An article in the Indonesian language Bali Travel News – Image describe the EU aviation ban and recent travel advisories as two "hot" topics currently affecting the national tourism industry. Seeing the damnation of Indonesian aviation by the European community and renewed travel warnings for Bali as fundamentally damaging to Bali's tourism, the publication solicited comments from local tourism professionals and island visitors.
The Coordinator of the Bali Tourism Board (BTB), I.B. Ngurah Wijaya said: "Certainly, these two incidents hurt Bali tourism. Tourism stakeholders and the private sector have worked hard to revive the tourism sector. Promotional activities and workshops, both domestically and outside the country, have been conducted."
Condemning the government response to the latest crisis, Wijaya added: "We have struggled to restore the tourism sector; but the government tends to only be reactive, rather than proactive, resulting in the current confused state of affairs."
Wijaya suggested that as members of the World Aviation Association (WAA) Indonesia should proactively question the EU's aviation policies and, if necessary, launch a protest regarding the EU's recent aviation announcements detrimental to Indonesian travel.
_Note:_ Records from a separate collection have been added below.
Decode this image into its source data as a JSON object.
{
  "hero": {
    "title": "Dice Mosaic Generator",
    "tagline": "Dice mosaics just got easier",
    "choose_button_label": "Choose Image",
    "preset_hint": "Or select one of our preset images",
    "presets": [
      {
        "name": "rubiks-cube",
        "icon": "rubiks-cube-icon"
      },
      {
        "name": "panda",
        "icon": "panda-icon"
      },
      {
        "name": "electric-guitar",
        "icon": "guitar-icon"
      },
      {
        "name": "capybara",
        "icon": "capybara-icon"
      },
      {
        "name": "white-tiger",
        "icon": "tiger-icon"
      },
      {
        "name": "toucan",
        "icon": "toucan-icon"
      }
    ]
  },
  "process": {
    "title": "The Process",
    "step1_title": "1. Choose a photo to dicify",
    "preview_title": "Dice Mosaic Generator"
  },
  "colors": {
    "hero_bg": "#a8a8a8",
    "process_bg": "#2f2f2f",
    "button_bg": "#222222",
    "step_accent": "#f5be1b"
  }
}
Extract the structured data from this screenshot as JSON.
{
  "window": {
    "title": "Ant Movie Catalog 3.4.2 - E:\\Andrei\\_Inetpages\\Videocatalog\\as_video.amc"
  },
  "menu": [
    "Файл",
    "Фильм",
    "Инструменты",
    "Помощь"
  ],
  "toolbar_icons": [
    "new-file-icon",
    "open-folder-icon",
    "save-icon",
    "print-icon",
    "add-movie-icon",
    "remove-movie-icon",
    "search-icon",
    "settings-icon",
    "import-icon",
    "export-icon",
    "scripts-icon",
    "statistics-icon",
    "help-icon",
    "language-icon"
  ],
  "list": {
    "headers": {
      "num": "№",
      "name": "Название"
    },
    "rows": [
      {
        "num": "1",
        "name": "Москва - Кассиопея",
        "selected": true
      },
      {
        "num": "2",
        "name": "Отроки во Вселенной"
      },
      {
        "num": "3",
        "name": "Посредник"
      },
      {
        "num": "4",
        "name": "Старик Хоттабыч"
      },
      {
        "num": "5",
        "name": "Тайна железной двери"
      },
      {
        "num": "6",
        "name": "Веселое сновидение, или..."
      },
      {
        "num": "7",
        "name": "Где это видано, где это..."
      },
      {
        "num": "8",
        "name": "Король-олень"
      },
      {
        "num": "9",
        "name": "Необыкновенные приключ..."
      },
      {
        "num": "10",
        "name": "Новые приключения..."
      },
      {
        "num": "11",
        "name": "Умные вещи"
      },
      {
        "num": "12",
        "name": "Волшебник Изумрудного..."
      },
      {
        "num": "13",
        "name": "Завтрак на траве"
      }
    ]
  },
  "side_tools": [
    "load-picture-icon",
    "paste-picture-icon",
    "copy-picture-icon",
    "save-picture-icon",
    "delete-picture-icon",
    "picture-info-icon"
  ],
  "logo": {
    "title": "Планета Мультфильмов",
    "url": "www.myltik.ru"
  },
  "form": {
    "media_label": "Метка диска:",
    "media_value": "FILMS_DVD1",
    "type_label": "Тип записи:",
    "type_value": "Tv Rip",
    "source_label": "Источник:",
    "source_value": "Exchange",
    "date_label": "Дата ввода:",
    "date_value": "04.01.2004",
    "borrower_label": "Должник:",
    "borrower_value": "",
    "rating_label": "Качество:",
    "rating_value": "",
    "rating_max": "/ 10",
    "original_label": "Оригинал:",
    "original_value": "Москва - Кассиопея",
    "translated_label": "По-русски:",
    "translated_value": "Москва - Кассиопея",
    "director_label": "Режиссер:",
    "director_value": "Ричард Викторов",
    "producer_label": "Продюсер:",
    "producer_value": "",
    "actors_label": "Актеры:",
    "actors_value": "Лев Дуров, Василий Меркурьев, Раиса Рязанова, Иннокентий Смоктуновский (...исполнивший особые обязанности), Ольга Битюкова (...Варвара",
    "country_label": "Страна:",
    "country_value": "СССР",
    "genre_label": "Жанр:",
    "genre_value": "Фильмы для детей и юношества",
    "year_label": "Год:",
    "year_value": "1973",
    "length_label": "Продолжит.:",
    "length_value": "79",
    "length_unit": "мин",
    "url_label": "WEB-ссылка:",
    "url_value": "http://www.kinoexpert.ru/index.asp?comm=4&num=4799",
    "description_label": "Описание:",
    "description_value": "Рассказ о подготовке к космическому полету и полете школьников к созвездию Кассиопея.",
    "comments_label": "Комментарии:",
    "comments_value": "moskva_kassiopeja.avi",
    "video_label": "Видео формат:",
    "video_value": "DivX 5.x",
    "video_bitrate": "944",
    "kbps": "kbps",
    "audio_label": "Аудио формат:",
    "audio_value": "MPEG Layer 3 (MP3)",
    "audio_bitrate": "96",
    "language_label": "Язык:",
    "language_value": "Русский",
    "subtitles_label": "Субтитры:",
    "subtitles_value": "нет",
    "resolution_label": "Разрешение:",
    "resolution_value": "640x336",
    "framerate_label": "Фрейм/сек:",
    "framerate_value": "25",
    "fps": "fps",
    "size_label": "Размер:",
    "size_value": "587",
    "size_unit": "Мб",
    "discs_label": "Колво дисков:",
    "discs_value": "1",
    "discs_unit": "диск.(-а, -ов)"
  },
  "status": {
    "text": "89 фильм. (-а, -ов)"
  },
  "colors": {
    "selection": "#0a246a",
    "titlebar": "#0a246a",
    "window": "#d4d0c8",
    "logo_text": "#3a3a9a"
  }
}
In the same page-one article, balidiscovery.com president director, John Daniels, supported Wijaya's comments, claiming that national tourism leader had failed to "jemput bola" (greet the football) and were not acting proactively to restore Indonesia's damaged tourism image. Daniels warned, "if this attitude continues, Indonesian and Bali tourism will become increasingly chaotic."
The article warned that recent renewed travel advisories from Australia will eventually have a negative effect on Bali's tourism industry, although there were no immediately discernable downturn in bookings.
That travel warnings are not the final word for Bali visitors was reflected by an Australian tourist, Allan King, who said the travel advisories did not prevent him from visiting Bali and only caused him to be more vigilant in matters of personal safety. Separately, an Australian honeymoon couple, Mr. and Mrs. Peter Hastings, told Bali Travel News that anything can happen anywhere and they felt safe and secure honeymooning in Bali.